After the minor satisfaction of discovering Maugham’s name on the street sign opposite we settled for a coastal walk around the peninsula to Beaulieu, and a lunch of cheese, baguette and apples in the sun on the rocks below. So for other writers on a similar trail, let me tell you; not much will be yielded up.
When I was in my twenties Somerset Maugham was all the rage. I read avidly through the volumes of his short stories, plus his novels, The Moon and Sixpence, Of Human Bondage, The Painted Veil, and more. His stories were exceptionally well-crafted, satisfying at the time, with their clear linear drive towards often surprise endings. From Villa La Mauresque he observed human quirks and foibles with a shrewd eye. He sought to entertain rather than shift or trouble. And entertain he did in buckets. Seventy years after his death he is out of fashion, we want different qualities from our writers, and many people who now live or work on Cap Ferrat have never heard of him, it seems. We’d engaged with several, to be met with blank faces before encountering one woman who had. Her eyes had lit up at the mention of Maugham’s name.
As I walked around the Cap that day I wondered whether she might also once have been absorbed in the fate of poor Kitty in The Painted Veil taken by her doctor husband to repent her adultery in a town ravaged by typhoid, or experienced a similar surge of delight, when the woman protagonist in his short story Jane, married to a younger man, defies all the predictions of her gossipy friends that she will be eventually be left, but instead finds her own agency.

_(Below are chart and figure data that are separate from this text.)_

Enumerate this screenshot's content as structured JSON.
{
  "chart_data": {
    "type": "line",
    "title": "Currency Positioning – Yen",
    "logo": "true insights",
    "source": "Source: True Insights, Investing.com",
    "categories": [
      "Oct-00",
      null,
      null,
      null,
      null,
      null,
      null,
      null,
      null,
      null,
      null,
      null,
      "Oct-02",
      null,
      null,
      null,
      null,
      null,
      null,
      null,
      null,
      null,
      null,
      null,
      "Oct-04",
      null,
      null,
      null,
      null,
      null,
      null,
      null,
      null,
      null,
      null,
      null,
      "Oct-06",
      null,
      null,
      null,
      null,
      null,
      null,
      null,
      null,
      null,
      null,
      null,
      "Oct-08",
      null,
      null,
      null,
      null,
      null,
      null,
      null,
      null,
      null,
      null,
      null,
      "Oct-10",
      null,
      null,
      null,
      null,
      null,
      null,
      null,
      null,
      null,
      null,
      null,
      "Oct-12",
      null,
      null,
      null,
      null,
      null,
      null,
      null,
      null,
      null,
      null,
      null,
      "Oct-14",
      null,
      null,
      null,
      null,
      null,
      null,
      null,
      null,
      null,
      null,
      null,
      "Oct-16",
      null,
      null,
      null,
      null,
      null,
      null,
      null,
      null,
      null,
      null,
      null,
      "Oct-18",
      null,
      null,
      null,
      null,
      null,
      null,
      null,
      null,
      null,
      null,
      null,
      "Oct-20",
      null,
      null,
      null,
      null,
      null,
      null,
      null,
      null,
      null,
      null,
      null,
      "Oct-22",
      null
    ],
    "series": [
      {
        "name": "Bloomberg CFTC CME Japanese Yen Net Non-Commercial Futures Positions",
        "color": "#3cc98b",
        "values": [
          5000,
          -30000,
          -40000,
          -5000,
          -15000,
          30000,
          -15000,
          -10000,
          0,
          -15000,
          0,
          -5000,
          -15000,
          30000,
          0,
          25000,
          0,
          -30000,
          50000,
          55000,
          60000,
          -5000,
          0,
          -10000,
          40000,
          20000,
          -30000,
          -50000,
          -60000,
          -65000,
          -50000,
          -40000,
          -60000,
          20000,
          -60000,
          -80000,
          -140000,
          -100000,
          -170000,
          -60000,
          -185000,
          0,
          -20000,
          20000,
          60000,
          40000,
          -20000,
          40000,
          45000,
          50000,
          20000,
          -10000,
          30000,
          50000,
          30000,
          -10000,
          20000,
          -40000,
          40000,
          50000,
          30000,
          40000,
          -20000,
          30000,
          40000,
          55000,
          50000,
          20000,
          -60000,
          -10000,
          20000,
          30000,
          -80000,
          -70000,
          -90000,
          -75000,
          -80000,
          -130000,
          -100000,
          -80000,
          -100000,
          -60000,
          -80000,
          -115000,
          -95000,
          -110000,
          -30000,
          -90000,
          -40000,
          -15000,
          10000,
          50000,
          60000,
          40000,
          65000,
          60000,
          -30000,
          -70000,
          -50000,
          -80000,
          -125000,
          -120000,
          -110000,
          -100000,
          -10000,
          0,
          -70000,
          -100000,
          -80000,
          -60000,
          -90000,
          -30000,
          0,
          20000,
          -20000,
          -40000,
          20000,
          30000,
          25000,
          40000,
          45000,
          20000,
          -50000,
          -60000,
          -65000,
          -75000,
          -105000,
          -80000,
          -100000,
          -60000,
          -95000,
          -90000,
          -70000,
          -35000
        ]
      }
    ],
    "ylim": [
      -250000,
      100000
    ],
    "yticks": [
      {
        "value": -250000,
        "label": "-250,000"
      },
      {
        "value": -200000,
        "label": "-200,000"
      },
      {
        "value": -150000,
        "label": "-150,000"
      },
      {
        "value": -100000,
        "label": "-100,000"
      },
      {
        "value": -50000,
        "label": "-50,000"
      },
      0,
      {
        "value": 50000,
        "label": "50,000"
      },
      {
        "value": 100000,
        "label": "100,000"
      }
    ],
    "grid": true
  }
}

A word that wouldn’t have been used, then. But goes to show, doesn’t it, how forward-looking in some ways Maugham was.
The week over, we fly back to England to light rain – back to the dull greyness that Maugham was escaping from when he moved to the South of France. Back home where thoughts of agents reading (or not reading) my opening chapters are harder to dispel. And I’d be interested to hear what devices other writers in a similar position employ to distract themselves from the imponderable silences, the waiting game.
Somerset Maugham was right of course about the rules of writing. They are flexible, constantly changing, to reflect the times. We have to find our own, I take him to be saying, maybe in response to some bothersome young writer plying him with questions – don’t come to me for advice. As for me, I think with Bye Bye Apartheid Road I’ve written something strong, something pertinent: that my central protagonist, Vi, is a kind of Kitty, in a more complex, fragmented world, with different fears and different moral values to negotiate it with, but the human heart at its core would recognise some kinship…
They say age is not for the faint-hearted (and this is not a Somerset Maugham quote). I’d add, neither is waiting for submission responses. But it only takes one: to start with. That’s what I’m hanging onto.